I expect that, as the kids start growing up, as the magnitude of what's happening (or will be happening) around them becomes clear, the inter house competitions will seem less and less important - downright silly, even.

Perhaps. Or possibly they will begin to seem even more important. In the years of Voldemort's first rise, was the Gryffindor/Slytherin rivalry less heated than it was in the first three books, do you think? Or was it more heated? Certainly in the current day, it seems far more heated to me in the fourth book than it did in previous volumes. We've now reached the point where students are hexing each another on the train! And we still have three books to go.

Cindy wrote:

They want the House Cup only because others want it, and the only value it has is the fleeting warm fuzzy feeling of . . . having kept the Cup away from a rival. Kind of sad, really.

I tend to view it as worse than sad. I see it as directly linked to the endless, cyclical, and seemingly inevitable rebirths and returns of dark forces within the fictive world. Salazar's monster sleeps beneath Hogwarts school. Voldemort rises again. And before Voldemort, there was Grindewald.
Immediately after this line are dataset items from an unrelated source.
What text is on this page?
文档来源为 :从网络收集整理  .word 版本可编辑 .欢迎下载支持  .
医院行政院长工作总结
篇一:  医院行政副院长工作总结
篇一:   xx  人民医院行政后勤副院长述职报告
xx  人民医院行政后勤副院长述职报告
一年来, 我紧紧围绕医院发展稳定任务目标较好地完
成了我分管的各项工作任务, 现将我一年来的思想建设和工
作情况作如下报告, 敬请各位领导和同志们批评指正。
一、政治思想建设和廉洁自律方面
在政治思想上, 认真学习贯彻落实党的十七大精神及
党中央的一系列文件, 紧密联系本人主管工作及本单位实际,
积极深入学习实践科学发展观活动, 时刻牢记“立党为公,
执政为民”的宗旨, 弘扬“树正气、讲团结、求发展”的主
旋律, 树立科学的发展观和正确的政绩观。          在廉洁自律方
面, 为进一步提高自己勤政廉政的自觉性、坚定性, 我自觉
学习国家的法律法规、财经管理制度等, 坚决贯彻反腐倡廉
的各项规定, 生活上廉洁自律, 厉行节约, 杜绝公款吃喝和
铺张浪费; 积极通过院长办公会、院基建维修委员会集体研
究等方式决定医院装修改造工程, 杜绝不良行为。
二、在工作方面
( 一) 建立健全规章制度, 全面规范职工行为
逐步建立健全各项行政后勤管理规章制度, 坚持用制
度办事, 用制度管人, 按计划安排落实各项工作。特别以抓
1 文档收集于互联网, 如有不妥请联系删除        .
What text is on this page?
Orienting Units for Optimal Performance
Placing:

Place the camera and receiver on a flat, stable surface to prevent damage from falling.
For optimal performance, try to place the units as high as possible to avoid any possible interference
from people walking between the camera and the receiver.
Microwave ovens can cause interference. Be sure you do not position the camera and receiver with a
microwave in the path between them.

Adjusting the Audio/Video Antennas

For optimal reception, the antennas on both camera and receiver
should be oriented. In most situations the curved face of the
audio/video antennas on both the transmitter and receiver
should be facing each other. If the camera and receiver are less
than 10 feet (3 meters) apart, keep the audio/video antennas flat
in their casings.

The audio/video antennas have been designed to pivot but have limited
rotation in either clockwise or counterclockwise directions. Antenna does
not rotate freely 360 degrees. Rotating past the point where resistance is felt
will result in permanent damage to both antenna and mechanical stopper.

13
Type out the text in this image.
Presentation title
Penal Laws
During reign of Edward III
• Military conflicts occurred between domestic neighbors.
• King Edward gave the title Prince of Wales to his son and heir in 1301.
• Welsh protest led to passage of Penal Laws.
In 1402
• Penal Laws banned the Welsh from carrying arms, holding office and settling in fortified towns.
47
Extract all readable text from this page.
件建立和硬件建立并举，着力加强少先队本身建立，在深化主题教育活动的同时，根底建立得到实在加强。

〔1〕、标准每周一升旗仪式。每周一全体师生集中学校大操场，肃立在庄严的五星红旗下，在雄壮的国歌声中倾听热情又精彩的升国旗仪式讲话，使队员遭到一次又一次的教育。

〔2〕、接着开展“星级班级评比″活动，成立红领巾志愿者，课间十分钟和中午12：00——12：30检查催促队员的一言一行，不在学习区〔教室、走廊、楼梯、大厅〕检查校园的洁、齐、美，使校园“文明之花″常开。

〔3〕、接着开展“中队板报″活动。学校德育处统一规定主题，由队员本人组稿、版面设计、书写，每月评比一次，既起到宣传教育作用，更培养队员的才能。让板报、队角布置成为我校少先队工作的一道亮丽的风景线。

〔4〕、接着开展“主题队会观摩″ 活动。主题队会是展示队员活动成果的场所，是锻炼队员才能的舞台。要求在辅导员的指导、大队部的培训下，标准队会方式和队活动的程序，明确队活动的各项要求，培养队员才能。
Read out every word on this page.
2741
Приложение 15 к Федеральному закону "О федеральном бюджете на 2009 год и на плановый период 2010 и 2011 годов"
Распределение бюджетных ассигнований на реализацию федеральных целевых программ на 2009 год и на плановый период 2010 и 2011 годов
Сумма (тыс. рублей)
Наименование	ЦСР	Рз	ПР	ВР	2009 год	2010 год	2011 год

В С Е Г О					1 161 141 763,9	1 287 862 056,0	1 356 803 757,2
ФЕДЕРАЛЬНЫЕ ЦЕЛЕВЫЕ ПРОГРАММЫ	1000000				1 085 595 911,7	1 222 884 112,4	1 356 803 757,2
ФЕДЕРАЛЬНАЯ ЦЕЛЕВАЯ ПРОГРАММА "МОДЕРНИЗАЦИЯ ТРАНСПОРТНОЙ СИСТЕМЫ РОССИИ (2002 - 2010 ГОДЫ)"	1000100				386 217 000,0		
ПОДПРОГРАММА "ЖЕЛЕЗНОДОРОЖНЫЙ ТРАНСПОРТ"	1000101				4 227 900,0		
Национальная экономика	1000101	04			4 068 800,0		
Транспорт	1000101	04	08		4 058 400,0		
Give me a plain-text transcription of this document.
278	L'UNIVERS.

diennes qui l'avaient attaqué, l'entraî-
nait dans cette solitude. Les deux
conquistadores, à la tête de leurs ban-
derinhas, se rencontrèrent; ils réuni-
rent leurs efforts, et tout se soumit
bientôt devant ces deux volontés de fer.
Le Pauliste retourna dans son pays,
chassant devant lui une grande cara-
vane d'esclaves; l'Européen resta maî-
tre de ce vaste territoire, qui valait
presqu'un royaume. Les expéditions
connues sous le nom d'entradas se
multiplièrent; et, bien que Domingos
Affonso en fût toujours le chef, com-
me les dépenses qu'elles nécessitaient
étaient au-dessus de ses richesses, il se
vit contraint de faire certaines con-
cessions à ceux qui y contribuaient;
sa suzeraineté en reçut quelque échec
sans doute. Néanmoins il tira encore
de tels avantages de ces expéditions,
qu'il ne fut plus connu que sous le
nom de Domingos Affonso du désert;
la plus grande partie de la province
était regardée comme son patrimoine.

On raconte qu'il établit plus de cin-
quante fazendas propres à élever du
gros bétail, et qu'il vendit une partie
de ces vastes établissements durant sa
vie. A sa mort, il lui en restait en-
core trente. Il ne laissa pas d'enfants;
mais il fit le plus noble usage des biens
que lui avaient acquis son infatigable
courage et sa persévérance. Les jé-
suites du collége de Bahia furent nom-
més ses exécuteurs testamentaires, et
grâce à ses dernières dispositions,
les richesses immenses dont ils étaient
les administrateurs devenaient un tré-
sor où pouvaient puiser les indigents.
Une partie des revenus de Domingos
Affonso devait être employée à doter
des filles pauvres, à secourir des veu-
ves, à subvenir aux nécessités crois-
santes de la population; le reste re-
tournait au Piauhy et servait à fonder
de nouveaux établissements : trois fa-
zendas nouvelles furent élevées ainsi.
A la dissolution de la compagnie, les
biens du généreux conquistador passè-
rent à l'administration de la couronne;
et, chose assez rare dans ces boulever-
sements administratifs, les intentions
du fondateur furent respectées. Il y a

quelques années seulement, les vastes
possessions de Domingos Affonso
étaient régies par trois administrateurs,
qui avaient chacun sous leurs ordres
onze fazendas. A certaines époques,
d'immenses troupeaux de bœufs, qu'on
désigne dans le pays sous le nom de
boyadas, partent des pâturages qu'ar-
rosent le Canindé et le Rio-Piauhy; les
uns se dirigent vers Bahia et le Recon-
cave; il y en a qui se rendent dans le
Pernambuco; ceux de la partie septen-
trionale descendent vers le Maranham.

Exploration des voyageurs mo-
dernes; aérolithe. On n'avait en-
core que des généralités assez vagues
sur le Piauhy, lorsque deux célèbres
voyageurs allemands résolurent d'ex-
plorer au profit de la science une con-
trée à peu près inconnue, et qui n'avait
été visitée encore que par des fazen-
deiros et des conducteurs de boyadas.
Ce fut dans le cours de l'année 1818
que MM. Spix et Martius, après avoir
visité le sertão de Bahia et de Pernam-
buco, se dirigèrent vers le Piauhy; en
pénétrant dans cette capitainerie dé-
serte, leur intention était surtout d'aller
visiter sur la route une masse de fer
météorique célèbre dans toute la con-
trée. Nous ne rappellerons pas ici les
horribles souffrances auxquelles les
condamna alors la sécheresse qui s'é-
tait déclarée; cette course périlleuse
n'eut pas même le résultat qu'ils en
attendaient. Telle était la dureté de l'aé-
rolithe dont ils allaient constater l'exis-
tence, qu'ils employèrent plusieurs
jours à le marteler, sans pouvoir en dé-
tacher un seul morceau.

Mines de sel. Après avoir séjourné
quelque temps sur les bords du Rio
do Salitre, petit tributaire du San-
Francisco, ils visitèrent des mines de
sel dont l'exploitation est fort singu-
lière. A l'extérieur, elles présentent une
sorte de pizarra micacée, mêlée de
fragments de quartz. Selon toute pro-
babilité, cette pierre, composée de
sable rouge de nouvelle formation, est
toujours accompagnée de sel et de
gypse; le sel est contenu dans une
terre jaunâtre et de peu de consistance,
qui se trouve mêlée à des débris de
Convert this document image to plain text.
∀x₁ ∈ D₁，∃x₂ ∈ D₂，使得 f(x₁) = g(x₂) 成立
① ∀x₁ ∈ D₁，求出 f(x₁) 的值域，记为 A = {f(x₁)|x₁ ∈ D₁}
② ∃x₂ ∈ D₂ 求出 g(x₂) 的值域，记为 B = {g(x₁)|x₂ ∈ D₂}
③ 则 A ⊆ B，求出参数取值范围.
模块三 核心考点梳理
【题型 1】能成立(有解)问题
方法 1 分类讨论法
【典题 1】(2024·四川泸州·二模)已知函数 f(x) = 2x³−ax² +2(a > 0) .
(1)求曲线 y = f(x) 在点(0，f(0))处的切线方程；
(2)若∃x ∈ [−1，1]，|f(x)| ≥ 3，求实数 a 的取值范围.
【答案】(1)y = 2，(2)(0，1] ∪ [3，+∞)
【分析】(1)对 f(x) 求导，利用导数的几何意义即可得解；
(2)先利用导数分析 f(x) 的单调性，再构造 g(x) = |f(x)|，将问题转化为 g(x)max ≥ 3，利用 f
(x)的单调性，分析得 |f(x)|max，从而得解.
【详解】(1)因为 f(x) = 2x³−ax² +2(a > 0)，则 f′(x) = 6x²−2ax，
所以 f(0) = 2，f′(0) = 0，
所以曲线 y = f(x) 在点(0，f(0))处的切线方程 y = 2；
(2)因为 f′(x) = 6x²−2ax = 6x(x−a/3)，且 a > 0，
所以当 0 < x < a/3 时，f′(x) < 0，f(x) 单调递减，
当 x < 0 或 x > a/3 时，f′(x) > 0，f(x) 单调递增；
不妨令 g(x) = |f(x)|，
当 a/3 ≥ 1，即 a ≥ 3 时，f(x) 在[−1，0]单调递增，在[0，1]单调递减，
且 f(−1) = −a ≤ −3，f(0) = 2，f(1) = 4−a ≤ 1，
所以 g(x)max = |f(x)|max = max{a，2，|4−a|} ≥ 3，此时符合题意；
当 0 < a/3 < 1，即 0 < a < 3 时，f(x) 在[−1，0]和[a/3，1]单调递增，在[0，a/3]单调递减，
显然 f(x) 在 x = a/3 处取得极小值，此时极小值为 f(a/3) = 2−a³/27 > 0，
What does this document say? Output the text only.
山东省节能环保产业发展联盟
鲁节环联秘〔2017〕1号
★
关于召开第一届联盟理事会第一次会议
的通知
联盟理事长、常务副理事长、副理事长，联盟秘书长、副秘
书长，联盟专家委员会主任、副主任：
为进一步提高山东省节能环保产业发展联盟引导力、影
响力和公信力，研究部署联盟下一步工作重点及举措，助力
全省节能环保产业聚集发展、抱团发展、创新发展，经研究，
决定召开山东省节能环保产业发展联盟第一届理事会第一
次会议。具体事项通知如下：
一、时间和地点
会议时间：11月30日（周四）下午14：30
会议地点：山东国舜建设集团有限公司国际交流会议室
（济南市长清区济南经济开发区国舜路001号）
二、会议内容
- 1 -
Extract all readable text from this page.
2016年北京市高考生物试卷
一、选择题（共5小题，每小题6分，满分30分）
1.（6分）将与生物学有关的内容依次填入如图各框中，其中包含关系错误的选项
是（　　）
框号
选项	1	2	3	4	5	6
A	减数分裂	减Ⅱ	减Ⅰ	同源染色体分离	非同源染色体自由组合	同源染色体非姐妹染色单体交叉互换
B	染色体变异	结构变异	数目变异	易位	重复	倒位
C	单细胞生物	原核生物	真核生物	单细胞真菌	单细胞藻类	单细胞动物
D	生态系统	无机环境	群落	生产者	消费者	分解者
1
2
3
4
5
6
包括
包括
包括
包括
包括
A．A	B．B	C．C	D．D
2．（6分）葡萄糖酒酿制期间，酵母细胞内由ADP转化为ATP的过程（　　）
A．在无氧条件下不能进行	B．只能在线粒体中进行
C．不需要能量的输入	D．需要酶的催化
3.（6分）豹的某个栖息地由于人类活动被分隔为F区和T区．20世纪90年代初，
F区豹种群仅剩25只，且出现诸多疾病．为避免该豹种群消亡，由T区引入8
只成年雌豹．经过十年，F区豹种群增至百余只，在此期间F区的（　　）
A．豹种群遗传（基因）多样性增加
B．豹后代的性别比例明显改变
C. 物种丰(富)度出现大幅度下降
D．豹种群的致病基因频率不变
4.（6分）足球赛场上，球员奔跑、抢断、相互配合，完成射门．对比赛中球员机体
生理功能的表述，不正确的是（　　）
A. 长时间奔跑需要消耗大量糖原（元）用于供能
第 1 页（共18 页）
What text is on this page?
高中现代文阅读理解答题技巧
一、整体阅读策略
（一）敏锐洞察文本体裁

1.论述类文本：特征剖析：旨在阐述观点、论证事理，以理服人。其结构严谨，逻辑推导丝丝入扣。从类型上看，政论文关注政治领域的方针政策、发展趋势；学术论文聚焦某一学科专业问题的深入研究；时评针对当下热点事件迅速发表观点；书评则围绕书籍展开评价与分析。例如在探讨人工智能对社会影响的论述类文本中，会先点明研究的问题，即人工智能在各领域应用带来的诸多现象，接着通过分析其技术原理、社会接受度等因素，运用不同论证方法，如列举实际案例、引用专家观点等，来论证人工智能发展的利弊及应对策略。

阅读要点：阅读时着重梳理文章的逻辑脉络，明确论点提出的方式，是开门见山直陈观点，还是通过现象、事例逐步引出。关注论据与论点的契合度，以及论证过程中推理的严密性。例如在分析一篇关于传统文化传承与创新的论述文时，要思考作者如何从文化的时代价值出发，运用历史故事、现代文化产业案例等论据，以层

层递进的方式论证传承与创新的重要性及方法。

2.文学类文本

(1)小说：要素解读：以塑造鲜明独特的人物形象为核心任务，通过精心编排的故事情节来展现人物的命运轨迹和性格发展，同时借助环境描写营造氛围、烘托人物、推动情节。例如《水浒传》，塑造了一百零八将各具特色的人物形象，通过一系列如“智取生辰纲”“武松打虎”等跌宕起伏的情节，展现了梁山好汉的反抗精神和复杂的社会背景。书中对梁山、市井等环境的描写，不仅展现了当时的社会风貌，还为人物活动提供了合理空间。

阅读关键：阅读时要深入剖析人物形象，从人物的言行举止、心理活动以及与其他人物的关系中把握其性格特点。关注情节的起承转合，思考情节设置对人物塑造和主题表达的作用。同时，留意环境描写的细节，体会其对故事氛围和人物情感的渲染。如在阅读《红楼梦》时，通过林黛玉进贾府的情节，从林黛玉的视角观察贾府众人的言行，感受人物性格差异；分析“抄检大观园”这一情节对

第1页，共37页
And before Grindewald...

Well.

To get back to David's original metaphor, I tend to view the wizarding world's problems as very deeply rooted indeed. Harry's "defeat" of Voldemort didn't last because it only sliced the plant off at the surface of the soil, rather than pulling it up by the root. It's growing again now from its root. And one of the manifestations of that root, as I see it, is Hogwarts' House system and its inter-House competition. If there is to be any sense of true resolution by the end of the series, then I feel that we must see that dynamic transcended in some fashion.

This was what I was trying to get at when I wrote of "None of the Above" Neville as capable of affecting a more profound type of change than "All of the Above" Harry. Harry's current talents and virtues certainly do make him the ideal agent for yet another slicing off at ground level, but is that really what we want? I think that what the wizarding world needs is a more radical approach — and I use the word "radical" here in its etymological sense. "Radix" means "root" in Latin. A radical approach is one that goes directly to the root of a problem.

In order for that to happen in a way that I will personally find convincing, Harry will have to adopt at least some form of the principle of renunciation, as well as that of acceptance, before the series' end.